Gli agenti, intervenuti sul posto notavano tracce di urina sul muro indicato e provvedevano ad identificare nel S. l’individuo indicato come autore del fatto. Il teste O., sentito a dibattimento, affermava di non aver visto le parti intime, nè l’espletamento di funzioni corporali).

Il G.d.P., dopo aver richiamato la giurisprudenza di legittimità in ordine alla distinzione del reato contestato con quello di cui all’art. 527 c.p., riteneva sussistente il delitto di atti contrari alla pubblica decenza, non essendo necessaria la percezione dell’atto o la visibilità dei genitali.

2. Ricorre per cassazione S.M., a mezzo del difensore.

Dopo un esame della figura criminis, come delineata in dottrina ed in giurisprudenza, ed il richiamo della continua evoluzione del concetto di decenza e della disciplina legislativa come delineata prima nel codice del 1889 e poi nel codice “*****”, assume che si rende indispensabile un intervento del Giudice delle leggi al fine di stabilire, tenuto conto della evoluzione dei costumi, se la previsione dell’art. 726 c.p., sia ancora compatibile con il nostro ordinamento.

Anche per la indeterminatezza della previsione normativa si è finito inoltre, secondo l’elaborazione giurisprudenziale, per estendere l’ambito di applicazione della norma (prima limitato agli atti lesivi della pudicizia) a qualsiasi atto contrario al buon comportamento civile e sociale. Tale indeterminatezza della fattispecie determina altresì la possibilità che l’azione penale possa essere esercitata dal P.M. in via assolutamente discrezionale.
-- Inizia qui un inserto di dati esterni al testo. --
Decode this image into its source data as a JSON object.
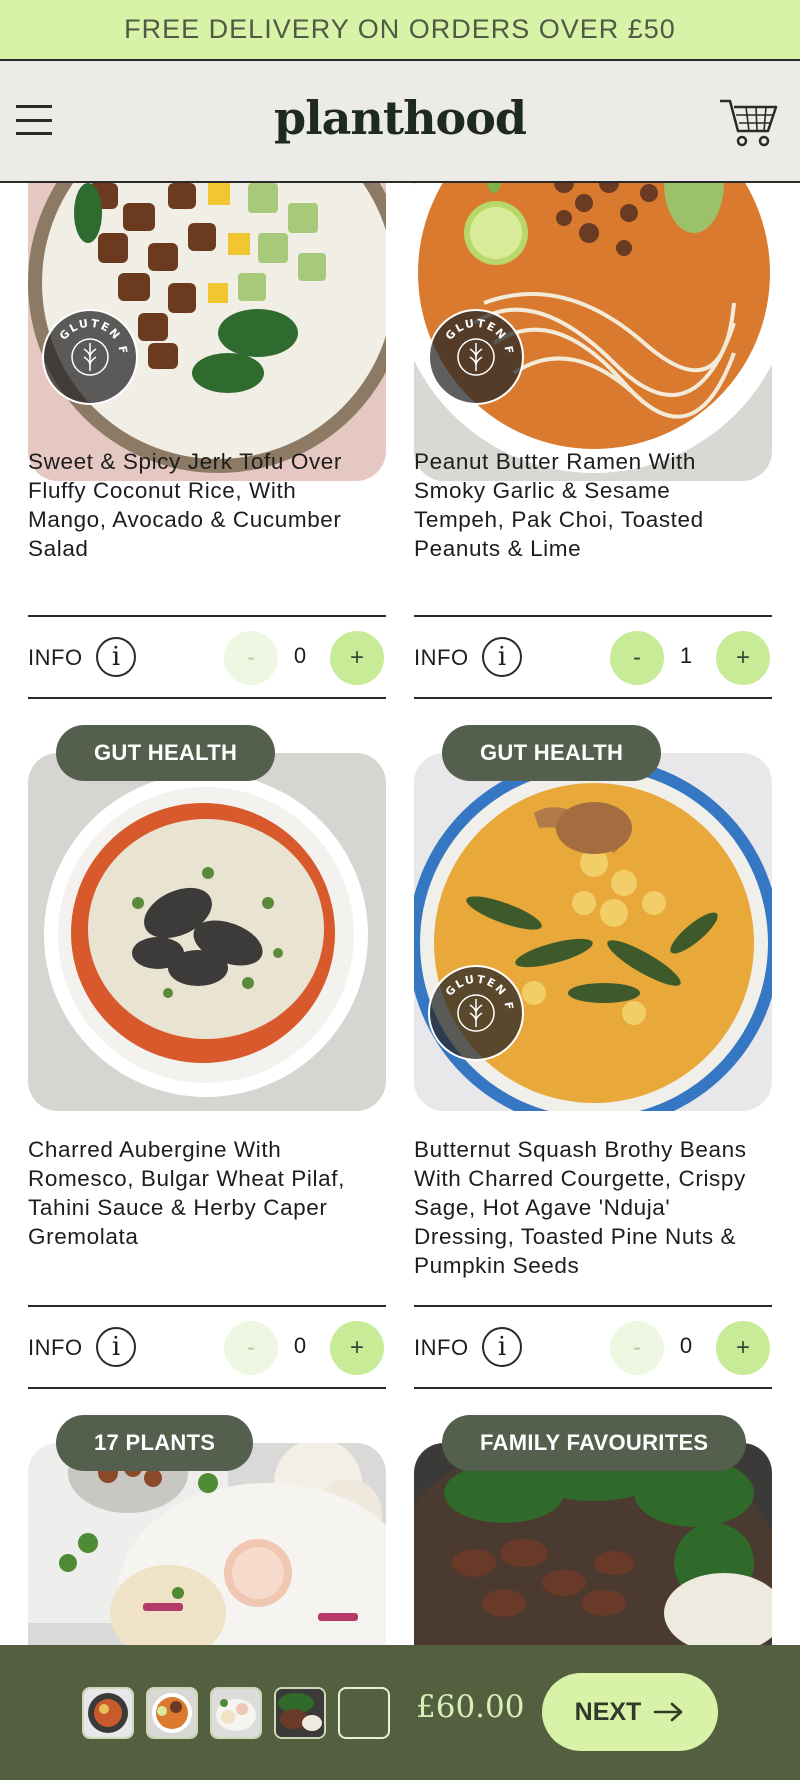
{
  "promo": {
    "text": "FREE DELIVERY ON ORDERS OVER £50"
  },
  "header": {
    "logo": "planthood",
    "menu_icon": "hamburger-menu-icon",
    "cart_icon": "shopping-cart-icon"
  },
  "colors": {
    "accent": "#c8eb98",
    "promo_bg": "#d8f3a8",
    "tag_bg": "#545f4d",
    "bottom_bar": "#535f3e"
  },
  "meals": [
    {
      "title_lines": [
        "Sweet & Spicy Jerk Tofu Over",
        "Fluffy Coconut Rice, With",
        "Mango, Avocado & Cucumber",
        "Salad"
      ],
      "badge": "GLUTEN FREE",
      "info_label": "INFO",
      "minus": "-",
      "plus": "+",
      "qty": "0"
    },
    {
      "title_lines": [
        "Peanut Butter Ramen With",
        "Smoky Garlic & Sesame",
        "Tempeh, Pak Choi, Toasted",
        "Peanuts & Lime"
      ],
      "badge": "GLUTEN FREE",
      "info_label": "INFO",
      "minus": "-",
      "plus": "+",
      "qty": "1"
    },
    {
      "tag": "GUT HEALTH",
      "title_lines": [
        "Charred Aubergine With",
        "Romesco, Bulgar Wheat Pilaf,",
        "Tahini Sauce & Herby Caper",
        "Gremolata"
      ],
      "info_label": "INFO",
      "minus": "-",
      "plus": "+",
      "qty": "0"
    },
    {
      "tag": "GUT HEALTH",
      "title_lines": [
        "Butternut Squash Brothy Beans",
        "With Charred Courgette, Crispy",
        "Sage, Hot Agave 'Nduja'",
        "Dressing, Toasted Pine Nuts &",
        "Pumpkin Seeds"
      ],
      "badge": "GLUTEN FREE",
      "info_label": "INFO",
      "minus": "-",
      "plus": "+",
      "qty": "0"
    },
    {
      "tag": "17 PLANTS"
    },
    {
      "tag": "FAMILY FAVOURITES"
    }
  ],
  "basket": {
    "total": "£60.00",
    "next_label": "NEXT",
    "next_icon": "arrow-right-icon"
  }
}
Per di più è rinvenibile un doppio profilo di sanzionabilità del medesimo comportamento, prevedendo quasi tutti i regolamenti di polizia locale sanzioni amministrative per chi urina in luoghi pubblici (il regolamento di Polizia del Comune di Brescia vieta espressamente il compimento di funzioni corporali in luogo aperto al pubblico).

Denuncia pertanto la violazione di legge, essendo stato ritenuto sanzionabile penalmente ex art. 726 c.p., il comportamento di chi urina in luogo appartato, anche se esposto al pubblico, con l’accorgimento di evitare la visione dei propri organi genitali (è erronea infatti la ritenuta irrilevanza, ai fini della configurabilità del reato, della visibilità dei genitali, dovendosi il concetto di pubblica decenza interpretare con riferimento alla nozione di pudicizia).

L’allargamento del campo dei comportamenti sanzionati dalla norma si prospetta come incostituzionale perchè contraria alla ratio della stessa norma incriminatrice, contraria al criterio di predeterminazione per legge del comportamento sanzionato, contraria al corretto esercizio dell’azione penale da parte del P.M..

Con il secondo motivo denuncia la violazione di legge e la mancata applicazione del D.Lgs. n. 274 del 2000, art. 34, comma 3, nonchè la contraddittorietà della motivazione.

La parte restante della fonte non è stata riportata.